Le design, c’est la considération de la subjectivité dans l’interaction d’un utilisateur avec un bien ou un service. C’est la création de l’expérience utilisateur. La clé du design se trouve dans le mot harmonisation. Le design a donc pour but non seulement de créer un bien ou un service fonctionnel, mais de s’assurer que celui-ci soit apprécié de l’utilisateur.
Le design graphique se préoccupe de jumeler forme et fonction en deux dimensions. Si on ajoute une troisième dimension, on parle de design industriel, lequel permet la création d’objets physiques. Il est également possible de parler de design en quatre dimensions: le design d’interaction. Celui-ci consiste à la conception de l’expérience utilisateur pour tout ce qui implique le temps comme facteur important d’utilisation.

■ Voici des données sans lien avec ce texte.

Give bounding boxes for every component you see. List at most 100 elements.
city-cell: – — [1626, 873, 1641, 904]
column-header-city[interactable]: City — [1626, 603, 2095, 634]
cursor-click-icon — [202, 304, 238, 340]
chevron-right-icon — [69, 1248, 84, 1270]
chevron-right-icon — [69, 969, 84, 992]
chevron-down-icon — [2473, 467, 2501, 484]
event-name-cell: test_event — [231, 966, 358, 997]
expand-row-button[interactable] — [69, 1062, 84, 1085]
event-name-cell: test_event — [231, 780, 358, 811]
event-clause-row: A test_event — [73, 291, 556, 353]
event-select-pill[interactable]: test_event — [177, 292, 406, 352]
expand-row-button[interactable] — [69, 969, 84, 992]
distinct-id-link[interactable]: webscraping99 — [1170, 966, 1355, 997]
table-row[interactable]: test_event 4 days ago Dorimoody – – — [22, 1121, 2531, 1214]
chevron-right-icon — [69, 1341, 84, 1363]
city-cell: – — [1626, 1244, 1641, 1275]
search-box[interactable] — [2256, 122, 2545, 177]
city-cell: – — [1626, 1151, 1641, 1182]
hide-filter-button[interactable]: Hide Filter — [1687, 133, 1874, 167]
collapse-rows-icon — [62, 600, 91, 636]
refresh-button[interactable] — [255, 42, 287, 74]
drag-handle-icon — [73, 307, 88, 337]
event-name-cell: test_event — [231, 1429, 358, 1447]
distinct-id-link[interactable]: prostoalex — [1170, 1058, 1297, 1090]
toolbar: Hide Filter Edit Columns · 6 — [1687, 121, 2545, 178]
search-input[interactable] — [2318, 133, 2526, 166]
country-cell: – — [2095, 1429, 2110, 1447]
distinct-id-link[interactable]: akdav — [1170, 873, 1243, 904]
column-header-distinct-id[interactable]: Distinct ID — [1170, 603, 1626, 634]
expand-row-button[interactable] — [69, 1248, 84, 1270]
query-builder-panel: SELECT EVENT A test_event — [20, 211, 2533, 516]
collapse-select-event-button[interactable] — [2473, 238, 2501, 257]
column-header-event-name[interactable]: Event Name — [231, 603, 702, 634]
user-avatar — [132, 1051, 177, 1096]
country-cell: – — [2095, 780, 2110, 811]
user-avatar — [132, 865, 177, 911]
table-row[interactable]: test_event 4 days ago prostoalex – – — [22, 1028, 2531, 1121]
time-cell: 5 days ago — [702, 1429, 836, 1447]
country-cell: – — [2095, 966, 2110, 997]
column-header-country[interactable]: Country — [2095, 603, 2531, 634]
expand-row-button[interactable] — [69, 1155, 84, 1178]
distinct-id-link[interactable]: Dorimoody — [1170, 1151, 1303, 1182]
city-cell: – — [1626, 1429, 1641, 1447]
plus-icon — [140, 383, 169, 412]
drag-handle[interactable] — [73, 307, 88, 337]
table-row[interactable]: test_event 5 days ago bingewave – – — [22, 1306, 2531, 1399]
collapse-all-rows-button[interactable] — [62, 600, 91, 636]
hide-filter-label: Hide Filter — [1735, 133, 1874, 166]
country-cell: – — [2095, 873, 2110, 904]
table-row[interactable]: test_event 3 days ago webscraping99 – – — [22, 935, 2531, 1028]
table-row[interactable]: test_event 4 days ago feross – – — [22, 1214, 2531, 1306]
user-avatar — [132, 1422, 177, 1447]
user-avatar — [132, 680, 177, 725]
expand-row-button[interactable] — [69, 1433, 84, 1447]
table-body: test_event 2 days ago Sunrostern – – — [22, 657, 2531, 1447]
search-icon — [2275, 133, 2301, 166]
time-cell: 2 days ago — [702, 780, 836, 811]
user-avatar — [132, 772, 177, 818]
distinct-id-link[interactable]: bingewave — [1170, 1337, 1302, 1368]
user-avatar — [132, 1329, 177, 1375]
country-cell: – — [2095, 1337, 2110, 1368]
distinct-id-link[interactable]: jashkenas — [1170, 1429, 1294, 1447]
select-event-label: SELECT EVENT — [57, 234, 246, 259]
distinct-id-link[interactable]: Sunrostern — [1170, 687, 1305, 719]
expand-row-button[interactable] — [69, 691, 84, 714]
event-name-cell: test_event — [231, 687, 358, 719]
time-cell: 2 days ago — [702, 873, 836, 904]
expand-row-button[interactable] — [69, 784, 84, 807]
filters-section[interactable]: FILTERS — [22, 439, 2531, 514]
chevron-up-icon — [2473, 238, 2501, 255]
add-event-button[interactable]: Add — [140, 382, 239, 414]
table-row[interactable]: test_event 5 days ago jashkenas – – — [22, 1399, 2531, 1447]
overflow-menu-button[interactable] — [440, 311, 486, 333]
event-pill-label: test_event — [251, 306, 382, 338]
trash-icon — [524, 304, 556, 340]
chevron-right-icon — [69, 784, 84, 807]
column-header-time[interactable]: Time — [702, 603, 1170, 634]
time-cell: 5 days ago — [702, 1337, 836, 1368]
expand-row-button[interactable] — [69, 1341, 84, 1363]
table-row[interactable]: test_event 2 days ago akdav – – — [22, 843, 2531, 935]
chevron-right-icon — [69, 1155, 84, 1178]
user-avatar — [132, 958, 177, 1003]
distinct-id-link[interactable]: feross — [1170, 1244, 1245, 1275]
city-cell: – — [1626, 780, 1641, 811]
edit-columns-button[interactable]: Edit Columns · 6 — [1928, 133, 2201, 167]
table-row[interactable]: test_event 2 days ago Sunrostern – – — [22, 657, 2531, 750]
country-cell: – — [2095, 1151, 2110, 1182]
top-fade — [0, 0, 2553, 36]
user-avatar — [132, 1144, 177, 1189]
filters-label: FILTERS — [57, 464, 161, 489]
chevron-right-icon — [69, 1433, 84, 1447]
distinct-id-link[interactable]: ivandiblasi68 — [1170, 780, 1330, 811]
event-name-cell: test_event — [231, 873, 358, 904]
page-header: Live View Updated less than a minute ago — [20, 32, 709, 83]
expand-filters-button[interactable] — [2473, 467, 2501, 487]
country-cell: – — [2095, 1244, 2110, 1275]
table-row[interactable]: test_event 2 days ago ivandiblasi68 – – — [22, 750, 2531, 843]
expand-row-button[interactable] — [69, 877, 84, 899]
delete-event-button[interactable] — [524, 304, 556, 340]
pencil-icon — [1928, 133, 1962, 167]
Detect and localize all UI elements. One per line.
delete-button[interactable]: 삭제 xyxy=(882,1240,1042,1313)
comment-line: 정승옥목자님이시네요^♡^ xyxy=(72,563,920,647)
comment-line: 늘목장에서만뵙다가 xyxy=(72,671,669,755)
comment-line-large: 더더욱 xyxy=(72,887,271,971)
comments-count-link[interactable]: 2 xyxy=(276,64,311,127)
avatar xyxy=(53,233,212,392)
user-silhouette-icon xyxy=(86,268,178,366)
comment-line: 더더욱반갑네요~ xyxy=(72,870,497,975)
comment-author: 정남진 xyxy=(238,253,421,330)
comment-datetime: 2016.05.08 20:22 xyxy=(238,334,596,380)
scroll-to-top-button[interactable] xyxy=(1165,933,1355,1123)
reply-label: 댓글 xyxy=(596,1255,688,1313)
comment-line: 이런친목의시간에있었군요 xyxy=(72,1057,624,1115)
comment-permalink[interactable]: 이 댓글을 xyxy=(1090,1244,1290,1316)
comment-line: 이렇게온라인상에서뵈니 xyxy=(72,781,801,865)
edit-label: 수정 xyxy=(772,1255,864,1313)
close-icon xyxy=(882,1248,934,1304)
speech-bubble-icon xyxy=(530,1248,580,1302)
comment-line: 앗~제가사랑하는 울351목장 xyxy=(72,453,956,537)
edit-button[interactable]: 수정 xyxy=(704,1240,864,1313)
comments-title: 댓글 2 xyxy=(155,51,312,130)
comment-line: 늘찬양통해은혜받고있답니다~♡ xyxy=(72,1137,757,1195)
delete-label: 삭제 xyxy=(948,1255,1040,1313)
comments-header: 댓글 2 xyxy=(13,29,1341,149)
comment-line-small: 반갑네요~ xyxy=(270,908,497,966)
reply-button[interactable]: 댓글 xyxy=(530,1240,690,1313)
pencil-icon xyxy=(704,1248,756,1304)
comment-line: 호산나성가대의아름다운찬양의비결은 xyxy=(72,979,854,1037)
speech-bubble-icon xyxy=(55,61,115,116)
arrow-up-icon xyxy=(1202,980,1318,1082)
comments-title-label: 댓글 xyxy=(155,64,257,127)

Par exemple, on pratique le design d’interaction principalement en lien avec le développement logiciel ou Web, domaine où l’utilisateur interagit avec un ordinateur qui doit adapter dans le temps son interface en fonction des tâches à réaliser.
Le design, action d’harmoniser forme et fonction est, peut-être, en ce sens, un anglicisme, mais il demeure, à mon avis, le meilleur terme pour exprimer cette idée.